Georgia’s political airwaves battle heats up with new channel announcement

Georgia’s political airwaves battle heats up with new channel announcement
Davit Kezerashvili (right) seen with ex-US secretary of defence Robert M. Gates during a Nato conference in 2008. / US Air Force.
By Iulian Ernst in Bucharest August 14, 2019

A new front has been opened in Georgia’s ‘Battle of the political airwaves’ with the announcement that a new channel, Formula, will be broadcast from October. One of the financiers is oligarch Davit Kezerashvili, who served as defence minister during the short war with Russia in 2008 when Georgia was still ruled by the Mikheil Saakashvili administration.

With main opposition TV channel Rustavi 2 in the middle of competing claims for legal ownership and possibly set to slip into pro-government hands, and with the owner of the country’s other major channel, TV Pirveli, under investigation for alleged complicity in money laundering 11 years ago—in connection with the also accused co-founders of TBC Bank—there is no doubt that Georgia’s media market is now very visibly subject to a struggle for influence in advance of the 2020 general election.

The likes of Kezerashvili are active in trying to persuade Georgia's younger generations to pursue a highly pro-West orientation for their country, with the goal of Nato membership, while the ruling Georgian Dream government takes a more balanced stance, stressing the realistic need to maintain good relations with Moscow.

Fled with Saakashvili
Kezerashvili became a highly controversial entrepreneur after fleeing the country with Saakashvili, whom he helped found Georgia’s United National Movement (UNM). In early 2013, officials under the government led by Bidzina Ivanishvili—an oligarch with a background in Russia who is Georgia’s wealthiest individual, chairs the ruling Georgian Dream party and is still seen by many as the country’s de facto leader—brought multiple criminal charges against Kezerashvili, but his lawyer successfully fought off an extradition request sent to France, claiming the charges were politically motivated. The charges against Kezerashvili, a former chief of the financial police in Georgia, included embezzlement, misuse of funds, abuse of power, money laundering and bribe-taking for having allegedly facilitated the smuggling of ethyl spirit from Ukraine to Georgia.

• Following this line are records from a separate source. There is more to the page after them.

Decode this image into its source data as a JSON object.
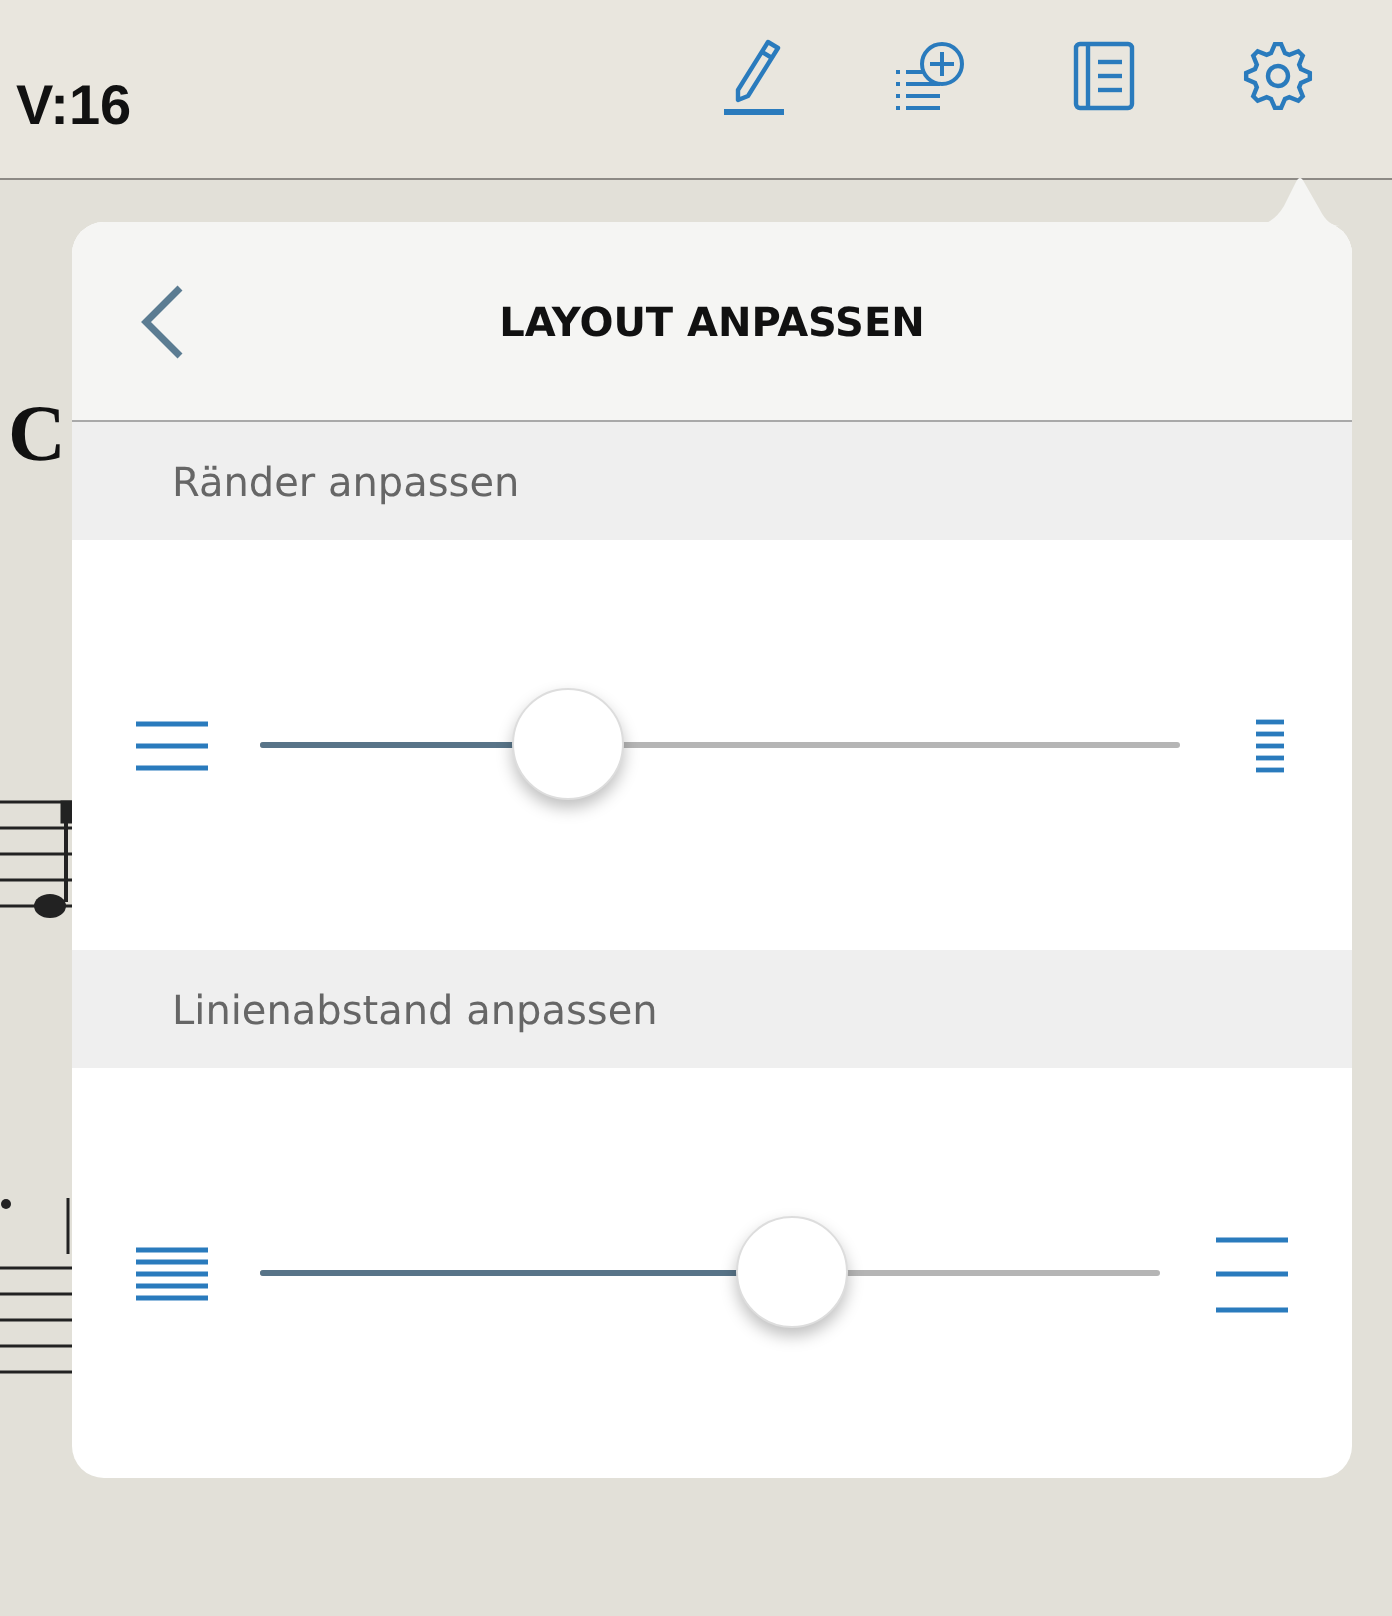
{
  "top_bar": {
    "version": "V:16"
  },
  "score": {
    "title_fragment": "C"
  },
  "popover": {
    "title": "LAYOUT ANPASSEN",
    "sections": [
      {
        "header": "Ränder anpassen",
        "kind": "margins",
        "level": 0.335
      },
      {
        "header": "Linienabstand anpassen",
        "kind": "spacing",
        "level": 0.59
      }
    ]
  }
}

Zuka Gumbaridze, who is set to serve as the director of the Formula channel, told Ambebi.ge that the Formula Creative company applied to the Georgian National Communications Commission (GNCC) for broadcasting authorisation on August 13.

According to Gumbaridze, Formula will be available via cable, satellite and standard antennas throughout Georgia.

As for the source of funding, Gumbaridze said that negotiations with investors were still under way. One investor in talks is Kezerashvili.

"We are going into the final details with the investors now, and soon we will be more open about who they will be. I can officially confirm that we have talks with Davit Kezerashvili on this issue as well," he said.

Khazaradze’s pro-West vehicle
Separately, Mamuka Khazaradze, one of the co-founders of Georgia’s FTSE-250 listed TBC Bank, has announced the upcoming launch of a pro-Western movement, defined so far in broad terms as an opposition political vehicle.

Khazaradze lately stepped down from the boards of TBC Bank and the Anaklia Development Consortium (ADC)—which, backed by TBC and American and other partners, is developing Georgia’s flagship infrastructure project, Anaklia deep water port on the Black Sea coast—to concentrate on fighting charges pressed by prosecutors related to alleged money laundering activities in 2008.

"Recent developments in the country are becoming alarming. I made a decision to establish a public movement this September with my friends and colleagues and professionals of various spheres, the main purpose of which will be to unite the country and maintain its independence and freedom,” Khazaradze said in early July. He spoke with the country still shaken up by events in late June that included riot police violently forcing back crowds attempting to the storm the parliament in Tbilisi in a confrontation over permission given to a Russian MP to address lawmakers from the speaker’s chair in the parliamentary chamber.

“Our country and people certainly do not deserve the conditions they have to live under currently. The country has huge potential in the case of young people, a new generation, honest, smart and professional individuals, as well as emigrants, who work hard and unfortunately for them have to strengthen other countries’ economies because they have been deprived of an opportunity to live in a decent way and work in their homeland,” he added in comments on August 12 posted on his Facebook page.

Khazaradze has strongly criticised Ivanishvili, whom he has accused of being behind troubles faced by ADC that have complicated its attempt at raising financing for the planned deep water port. His political enemies are clear, but who would likely be his allies is unclear.

In a political system dominated so far by Saakashvili's UNM and Ivanishvili's Georgian Dream, space for a new political force might be narrow—but a new proportional voting system, which will work without a votes-attained threshold for small parties looking to enter parliament, might generate some surprising results in the next general, due to be held by October next year.

What’s more, the anti-government protesters who made headlines with their protests outside the parliament in June avoided extending their support to any political party. Many voters disappointed by the existing major parties might be drawn by a political vehicle such as the one to be initiated by Khazaradze.